The IEA predicts that repurposed natural gas pipelines will provide most capacity for long range transport of hydrogen by 2050. Design codes exist for new hydrogen pipelines, but at present no generally accepted guidance exists for converting an existing hydrocarbon pipeline to hydrogen service. Many international pipeline standards include hydrogen in their scope but provide no specific integrity or materials requirements for H2 and as the result the ASME B31.12 standard has been used as a template for many feasibility assessments.

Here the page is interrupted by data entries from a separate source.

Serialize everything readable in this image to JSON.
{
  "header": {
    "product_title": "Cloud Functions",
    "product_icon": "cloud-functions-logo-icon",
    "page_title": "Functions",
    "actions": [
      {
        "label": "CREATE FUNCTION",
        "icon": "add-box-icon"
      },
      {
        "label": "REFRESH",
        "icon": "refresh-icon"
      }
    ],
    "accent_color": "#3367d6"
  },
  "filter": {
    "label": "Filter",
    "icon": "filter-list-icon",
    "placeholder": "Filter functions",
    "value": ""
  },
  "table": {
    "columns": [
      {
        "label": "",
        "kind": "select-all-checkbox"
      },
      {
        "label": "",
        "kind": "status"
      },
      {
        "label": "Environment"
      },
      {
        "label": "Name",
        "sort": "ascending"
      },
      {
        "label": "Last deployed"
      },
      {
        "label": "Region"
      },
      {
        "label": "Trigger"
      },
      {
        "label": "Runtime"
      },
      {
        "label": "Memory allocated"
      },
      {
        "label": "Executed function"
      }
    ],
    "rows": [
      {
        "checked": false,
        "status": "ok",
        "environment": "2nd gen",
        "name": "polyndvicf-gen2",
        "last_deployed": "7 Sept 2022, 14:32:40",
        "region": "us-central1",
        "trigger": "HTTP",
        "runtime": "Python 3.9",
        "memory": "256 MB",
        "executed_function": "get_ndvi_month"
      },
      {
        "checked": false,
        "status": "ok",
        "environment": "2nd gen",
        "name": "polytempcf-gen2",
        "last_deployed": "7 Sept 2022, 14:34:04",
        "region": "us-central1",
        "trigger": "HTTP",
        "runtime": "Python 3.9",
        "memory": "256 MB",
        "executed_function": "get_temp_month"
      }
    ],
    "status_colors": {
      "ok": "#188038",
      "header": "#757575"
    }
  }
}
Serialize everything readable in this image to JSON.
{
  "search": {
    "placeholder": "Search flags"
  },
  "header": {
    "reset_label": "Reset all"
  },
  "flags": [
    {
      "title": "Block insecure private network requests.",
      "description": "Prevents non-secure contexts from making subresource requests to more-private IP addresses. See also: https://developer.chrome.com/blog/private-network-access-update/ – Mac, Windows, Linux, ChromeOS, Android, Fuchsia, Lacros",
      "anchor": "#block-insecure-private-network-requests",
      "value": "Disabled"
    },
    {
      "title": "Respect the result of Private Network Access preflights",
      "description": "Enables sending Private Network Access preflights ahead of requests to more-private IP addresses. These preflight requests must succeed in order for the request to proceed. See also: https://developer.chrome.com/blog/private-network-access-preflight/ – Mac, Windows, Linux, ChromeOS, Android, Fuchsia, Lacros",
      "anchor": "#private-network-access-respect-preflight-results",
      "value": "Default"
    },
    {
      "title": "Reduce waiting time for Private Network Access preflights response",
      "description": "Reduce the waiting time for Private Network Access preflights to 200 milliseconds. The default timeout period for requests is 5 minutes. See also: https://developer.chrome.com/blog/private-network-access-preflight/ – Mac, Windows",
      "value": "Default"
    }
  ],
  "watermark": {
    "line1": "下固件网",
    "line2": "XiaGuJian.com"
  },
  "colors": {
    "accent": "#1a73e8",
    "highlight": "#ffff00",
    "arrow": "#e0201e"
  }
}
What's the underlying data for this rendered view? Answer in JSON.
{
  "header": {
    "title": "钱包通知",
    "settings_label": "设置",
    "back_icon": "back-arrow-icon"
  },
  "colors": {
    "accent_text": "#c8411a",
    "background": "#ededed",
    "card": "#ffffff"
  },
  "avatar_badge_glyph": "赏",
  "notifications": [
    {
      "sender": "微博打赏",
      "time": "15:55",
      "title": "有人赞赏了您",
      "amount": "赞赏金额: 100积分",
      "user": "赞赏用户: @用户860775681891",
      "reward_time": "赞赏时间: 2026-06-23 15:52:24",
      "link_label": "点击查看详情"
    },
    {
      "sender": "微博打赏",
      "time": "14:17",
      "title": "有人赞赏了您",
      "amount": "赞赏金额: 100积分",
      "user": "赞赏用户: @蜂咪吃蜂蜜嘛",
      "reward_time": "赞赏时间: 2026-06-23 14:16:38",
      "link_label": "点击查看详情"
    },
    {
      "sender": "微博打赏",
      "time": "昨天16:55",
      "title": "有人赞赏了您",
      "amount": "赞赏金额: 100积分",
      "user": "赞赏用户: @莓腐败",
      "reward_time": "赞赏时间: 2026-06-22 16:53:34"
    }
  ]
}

ASME B31.12 includes different mandatory and non-mandatory requirements related to composition, hardness, strength, and toughness to assure long-term integrity in hydrogen service. Before a natural gas pipeline is filled with hydrogen, the challenges and impact that hydrogen brings need to be understood and accounted for a given pipeline. A particular challenge for converting natural gas to hydrogen pipelines is to demonstrate that fracture and fatigue control can be maintained with the new fluids. B31.12 allows two methods, a prescriptive option and a performance-based option which allows a higher operating pressure to be achieved. However, the performance-based option requires fracture toughness testing of the pipe and welds in hydrogen.
Current conversion projects are now finding that some of the ASME B31.12 requirements may not be appropriate for existing pipeline systems. In this paper we will explore these issues, will present DNVs approach to pipeline conversion and show how non-compliance with the ASME requirements might be mitigated.